Interpreter Services for the Deaf, Deaf-Blind and Hard of Hearing

The NCDHHS Division of Social Services recognizes that local Departments of Social Services have a need for sign language interpreting and transliterating services when serving Deaf, Hard of Hearing and Deaf-Blind individuals and their families.

As mandated in the Americans with Disabilities Act (ADA) of 1990 and as amended by the ADA Amendment Act of 2008 (42 U.S.C. 12131-12189) providing sign language interpreting services ensures those families experience effective communication and equal access to DSS and other services. Ultimately, effective communication is information that is equally clear and understandable to all parties, just as it would if the individual were not Deaf, Hard of Hearing or Deaf-Blind.

To ensure quality interpreting and transliterating services for all Deaf, Hard of Hearing and Deaf-Blind people in North Carolina, a North Carolina Interpreter and Transliterator Licensure Act (N.C.G.A. 90D) was created. Per this statute, individuals being compensated in any way for providing sign language interpreting or transliterating services in North Carolina must be licensed. For example, a social worker who interprets while on duty as a DSS employee but is not licensed would be violating this statute. Exemptions would be individuals interpreting in religious or educational settings or in medical/mental health emergencies until a licensed interpreter becomes available.

In North Carolina, licensure is a minimum requirement. Interpreters still need to be qualified, as defined in the ADA, for specific assignments.

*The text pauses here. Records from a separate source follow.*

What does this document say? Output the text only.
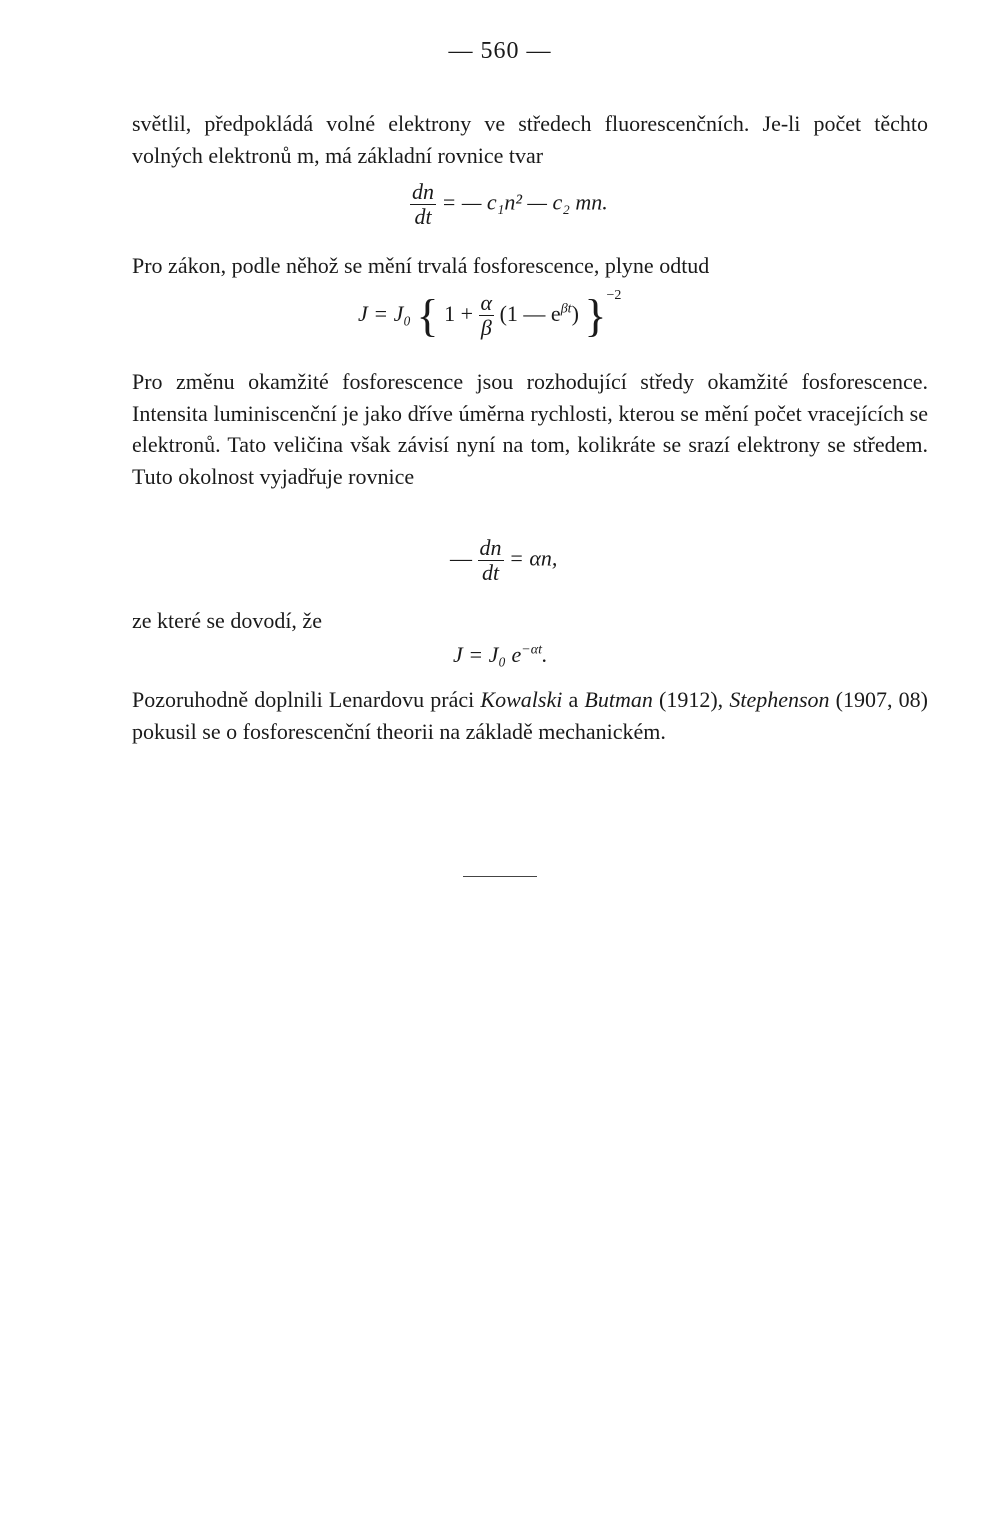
— 560 —
světlil, předpokládá volné elektrony ve středech fluorescenčních. Je-li počet těchto volných elektronů m, má základní rovnice tvar
$\frac{dn}{dt}$ = — c₁n² — c₂ mn.
Pro zákon, podle něhož se mění trvalá fosforescence, plyne odtud
J = J₀ { $1 + \frac{\alpha}{\beta} (1$ — $e^{\beta t}$) }$^{-2}$
Pro změnu okamžité fosforescence jsou rozhodující středy okamžité fosforescence. Intensita luminiscenční je jako dříve úměrna rychlosti, kterou se mění počet vracejících se elektronů. Tato veličina však závisí nyní na tom, kolikráte se srazí elektrony se středem. Tuto okolnost vyjadřuje rovnice
— $\frac{dn}{dt} = \alpha n$,
ze které se dovodí, že
J = J₀ $e^{-\alpha t}$.
Pozoruhodně doplnili Lenardovu práci Kowalski a Butman (1912), Stephenson (1907, 08) pokusil se o fosforescenční theorii na základě mechanickém.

NCDHHS’ Division of Services for the Deaf and the Hard of Hearing (DSDHH) has guidelines for procuring interpreting and transliterating services to assist in selecting a licensed interpreter who is qualified and appropriate for a specific job.

DSDHH has Interpreting Services Specialists available at its seven regional centers, which serve all 100 counties, to provide training, consultation and technical assistance to DSS staff regarding sign language interpreting and transliterating resources. There is no charge for DSDHH services. Find a regional center that serves your county.

DSDHH also maintains an up-to-date list of licensed interpreters to aid in locating a licensed interpreter.